乾季特有の暴力的なまでの朝陽が、安アパートの薄い窓ガラスを透過し、容赦なく網膜を焼きにくる。
バンコクの朝。
地平線から昇ったばかりの太陽が、林立する高層ビルの鏡面に反射し、街全体が巨大な電子レンジに放り込まれたかのような熱を発し始めている。
レックは、寝ている間に無意識に蹴り落としたタオルケットを探す気力もなく、皮を剥かれたエビのようにベッドの上で丸まっていた。
“ビーッ”
枕元でスマートフォンのバイブレーションが、死刑宣告を告げるブザーのように震えた。
レックは舌打ちをしながら、目ヤニの付いた顔で画面を弄る。
『レック様。今回の持ち込み企画は残念ながら採用致しませんでした。貴作は史実の裏付けこそ正確ですが、ドキュメンタリーとしての「人間への洞察」、そして観客の魂を揺さぶる「ドラマ」が決定的に欠けています。次回の応募をお待ちしております』
大手出版社、そして映像制作会社からの、テンプレ回答に少量の毒を混ぜたような不採用通知。
鳴かず飛ばずのドキュメンタリー作家のレックにとって、これはもはや朝食前の恒例行事だった。
日本留学時代、彼は狂ったように日タイ交流史の研究に没頭した。
戦国時代の余波を受け、新天地を求めてサヤーム(現在のタイ王国)へと渡った浪人侍たちの足跡。
その情熱を映像に昇華しようともがいてきたが、現実は無情だ。
「記録としては優秀だが、物語がない」
その評価は、レックという人間の生き方そのものを否定されているようだった。
「有希、また、駄目だったよ。情けねぇな、俺って……」
重い体を引きずり、洗面台へ向かう。
鏡の端には、浅草の雷門の前で微笑む二人の写真が貼られていた。
有希。
日本留学中のレックを支え、そして不慮の事故でこの世を去った最愛の女性。
彼女を失ってから、レックの時間は止まったままだ。
彼は「撮影者」としてレンズを覗くことで、世界から一歩引いた安全圏に身を置き続けている。

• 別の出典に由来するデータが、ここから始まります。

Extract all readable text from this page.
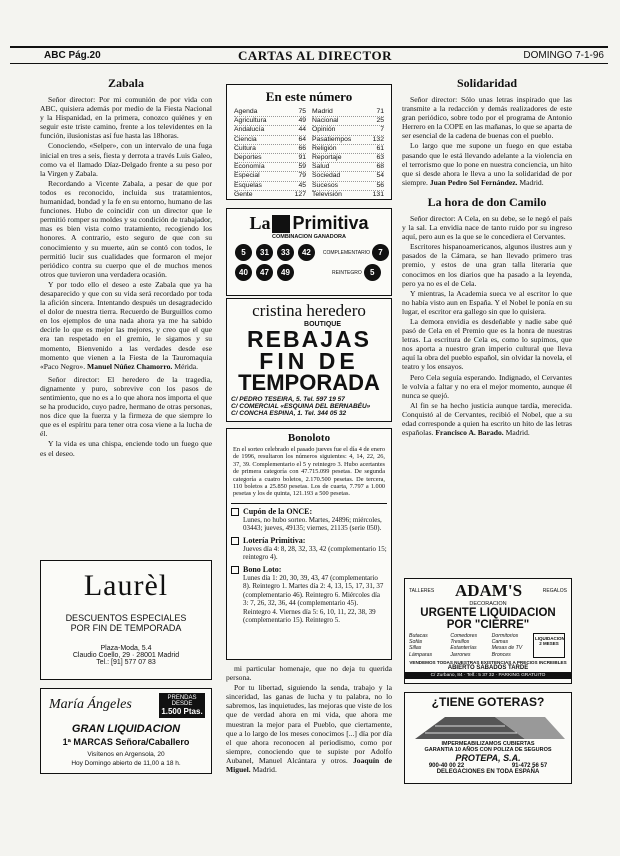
ABC Pág.20	CARTAS AL DIRECTOR	DOMINGO 7-1-96
Zabala

Señor director: Por mi comunión de por vida con ABC, quisiera además por medio de la Fiesta Nacional y la Hispanidad, en la primera, conozco quiénes y en seguir este triste camino, frente a los televidentes en la función, ilusionistas así fue hasta las 18horas.

Conociendo, «Selper», con un intervalo de una fuga inicial en tres a seis, fiesta y derrota a través Luis Galeo, como va el llamado Díaz-Delgado frente a su peso por la Virgen y Zabala.

Recordando a Vicente Zabala, a pesar de que por todos es reconocido, incluida sus tratamientos, humanidad, bondad y la fe en su entorno, humano de las funciones. Hubo de coincidir con un director que le permitió romper su moldes y su condición de trabajador, mas es bien vista como tratamiento, recogiendo los honores. A contrario, esto seguro de que con su conocimiento y su muerte, aún se contó con todos, le permitió lucir sus cualidades que formaron el mejor periódico contra su cuerpo que el de muchos menos otros que tuvieron una verdadera ocasión.

Y por todo ello el deseo a este Zabala que ya ha desaparecido y que con su vida será recordado por toda la afición sincera. Intentando después un desagradecido el dolor de nuestra tierra. Recuerdo de Burguillos como en los ejemplos de una nada ahora ya me ha sabido decirle lo que es mejor las mejores, y creo que el que era tan respetado en el gremio, le sigamos y su momento, Bienvenido a las verdades desde ese momento que vienen a la Fiesta de la Tauromaquia «Paco Negro». Manuel Núñez Chamorro. Mérida.

Señor director: El heredero de la tragedia, dignamente y puro, sobrevive con los pasos de sentimiento, que no es a lo que ahora nos importa el que se ha producido, cuyo padre, hermano de otras personas, nos dice que la fuerza y la firmeza de que siempre lo que es el espíritu para tener otra cosa viene a la lucha de él.

Y la vida es una chispa, enciende todo un fuego que es el deseo.

Laurèl
DESCUENTOS ESPECIALES
POR FIN DE TEMPORADA
Plaza-Moda, 5.4
Claudio Coello, 29 · 28001 Madrid
Tel.: [91] 577 07 83
María Ángeles	PRENDAS DESDE
1.500 Ptas.
GRAN LIQUIDACION
1ª MARCAS Señora/Caballero
Visítenos en Argensola, 20
Hoy Domingo abierto de 11,00 a 18 h.
En este número
Agenda	75
Agricultura	49
Andalucía	44
Ciencia	64
Cultura	66
Deportes	91
Economía	59
Especial	79
Esquelas	45
Gente	127
Madrid	71
Nacional	25
Opinión	7
Pasatiempos	132
Religión	61
Reportaje	63
Salud	68
Sociedad	54
Sucesos	56
Televisión	131
La Primitiva
COMBINACION GANADORA
5	31	33	42	COMPLEMENTARIO	7
40	47	49	REINTEGRO	5
cristina heredero
BOUTIQUE
REBAJAS
FIN DE
TEMPORADA
C/ PEDRO TESEIRA, 5. Tel. 597 19 57
C/ COMERCIAL «ESQUINA DEL BERNABÉU»
C/ CONCHA ESPINA, 1. Tel. 344 05 32
Bonoloto
En el sorteo celebrado el pasado jueves fue el día 4 de enero de 1996, resultaron los números siguientes: 4, 14, 22, 26, 37, 39. Complementario el 5 y reintegro 3. Hubo acertantes de primera categoría con 47.715.099 pesetas. De segunda categoría a cuatro boletos, 2.170.500 pesetas. De tercera, 110 boletos a 25.850 pesetas. Los de cuarta, 7.797 a 1.000 pesetas y los de quinta, 121.193 a 500 pesetas.
Cupón de la ONCE:
Lunes, no hubo sorteo. Martes, 24896; miércoles, 03443; jueves, 49135; viernes, 21135 (serie 050).
Lotería Primitiva:
Jueves día 4: 8, 28, 32, 33, 42 (complementario 15; reintegro 4).
Bono Loto:
Lunes día 1: 20, 30, 39, 43, 47 (complementario 8). Reintegro 1. Martes día 2: 4, 13, 15, 17, 31, 37 (complementario 46). Reintegro 6. Miércoles día 3: 7, 26, 32, 36, 44 (complementario 45). Reintegro 4. Viernes día 5: 6, 10, 11, 22, 38, 39 (complementario 15). Reintegro 5.

mi particular homenaje, que no deja tu querida persona.

Por tu libertad, siguiendo la senda, trabajo y la sinceridad, las ganas de lucha y tu palabra, no lo sabremos, las inquietudes, las mejoras que viste de los que de verdad ahora en mi vida, que ahora me muestran la mejor para el Pueblo, que ciertamente, que a lo largo de los meses conocimos [...] día por día el que ahora reconocen al periodismo, como por siempre, conociendo que te supiste por Adolfo Aubanel, Manuel Alcántara y otros. Joaquín de Miguel. Madrid.

Solidaridad

Señor director: Sólo unas letras inspirado que las transmite a la redacción y demás realizadores de este gran periódico, sobre todo por el programa de Antonio Herrero en la COPE en las mañanas, lo que se aparta de ser esencial de la cadena de buenas con el pueblo.

Lo largo que me supone un fuego en que estaba pasando que le está llevando adelante a la violencia en el terrorismo que lo pone en nuestra conciencia, un hito que si desde ahora le lleva a uno la solidaridad de por siempre. Juan Pedro Sol Fernández. Madrid.

La hora de don Camilo

Señor director: A Cela, en su debe, se le negó el país y la sal. La envidia nace de tanto ruido por su ingreso aquí, pero aun es la que se le concediera el Cervantes.

Escritores hispanoamericanos, algunos ilustres aun y pasados de la Cámara, se han llevado primero tras premio, y estos de una gran talla literaria que conocimos en los diarios que ha pasado a la leyenda, pero ya no es el de Cela.

Y mientras, la Academia sueca ve al escritor lo que no había visto aun en España. Y el Nobel le ponía en su lugar, el escritor era gallego sin que lo quisiera.

La demora envidia es desdeñable y nadie sabe qué pasó de Cela en el Premio que es la honra de nuestras letras. La escritura de Cela es, como lo supimos, que nos aporta a nuestro gran imperio cultural que lleva aquí la obra del pueblo español, sin olvidar la novela, el teatro y los ensayos.

Pero Cela seguía esperando. Indignado, el Cervantes le volvía a faltar y no era el mejor momento, aunque él nunca se quejó.

Al fin se ha hecho justicia aunque tardía, merecida. Conquistó al de Cervantes, recibió el Nobel, que a su edad corresponde a quien ha escrito un hito de las letras españolas. Francisco A. Barado. Madrid.

TALLERES ADAM'S	REGALOS
DECORACION
URGENTE LIQUIDACION
POR "CIERRE"
Butacas	Comedores	Dormitorios
Sofás	Tresillos	Camas
Sillas	Estanterías	Mesas de TV
Lámparas	Jarrones	Bronces
LIQUIDACION 2 MESES
VENDEMOS TODAS NUESTRAS EXISTENCIAS A PRECIOS INCREIBLES
ABIERTO SABADOS TARDE
C/ Zurbano, 84 · Telf.: 5 37 32 · PARKING GRATUITO
¿TIENE GOTERAS?
IMPERMEABILIZAMOS CUBIERTAS
GARANTIA 10 AÑOS CON POLIZA DE SEGUROS
PROTEPA, S.A.
900-40 00 22	91-472 56 57
DELEGACIONES EN TODA ESPAÑA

自分の人生という名の「ドラマ」を動かす勇気を持てず、過去という名の泥濘(ぬかるみ)に足を取られていた。
“ビーッ”
再びスマホが鳴る。
今度は配達アプリのアラートだ。
「ちっ、今度は何だよ……」
画面には「カオトム(タイ式粥)1点。至急配送」の文字。
歴史への情熱とは対極にある、日銭を稼ぐための過酷な現実。
レックは無造作に「受ける」を押し、英国のロックバンドの名前が入ったTシャツを頭から被って部屋を飛び出した。
外に出れば、そこは“天使の都”という美名とは裏腹な、交通渋滞の地獄だった。
社会の急成長にインフラが全く追いついていない。
排気ガスの熱気に包まれながら、レックは大家からタダで借り続けているオンボロの125ccバイクを操り、車と車の間のわずかな隙間を縫うように走らせる。
ふと、頭上を走るBTS(高架鉄道)の車両広告が目に留まった。
『アユタヤ世界遺産祭りに行こう! 400年前の息吹が今、蘇る』
「アユタヤか……嫌味かよ」
排気ガスの煙に巻かれながら、不意に記憶の底が疼いた。
資料室の埃っぽい空気の中で読み耽った、アユタヤ王朝時代に存在した日本人村の記録。
(日本人村の頭領・山田長政。そして、異国の地で散った日本人義勇兵。……あの時代、奴らは間違いなく、今の俺には想像もつかないほど強烈な「ドラマ」を生きていたはずだ)
「この週末、行ってみるか」
この閉塞感から逃げ出せるなら、行き先はどこでもよかった。
“ビーッ!”
「なんだよ、いったい!」
後ろのピックアップトラックからの鋭い警笛。
信号はいつの間にか青に変わっていた。
レックは「すまない」と軽く左手を挙げ、エンジンの不規則な振動を股ぐらに感じながら、熱気に満ちた交差点を右折していった。
その鍵束には、かつて有希と揃いで買った、古びたハローキティの鈴が、チリリと小さく鳴っていた。
2.歴史の断片
その週末。
レックは、今にも息絶えそうなオンボロバイクで、通称アジア・ハイウェイと呼ばれる、国道一号線を北へとひた走っていた。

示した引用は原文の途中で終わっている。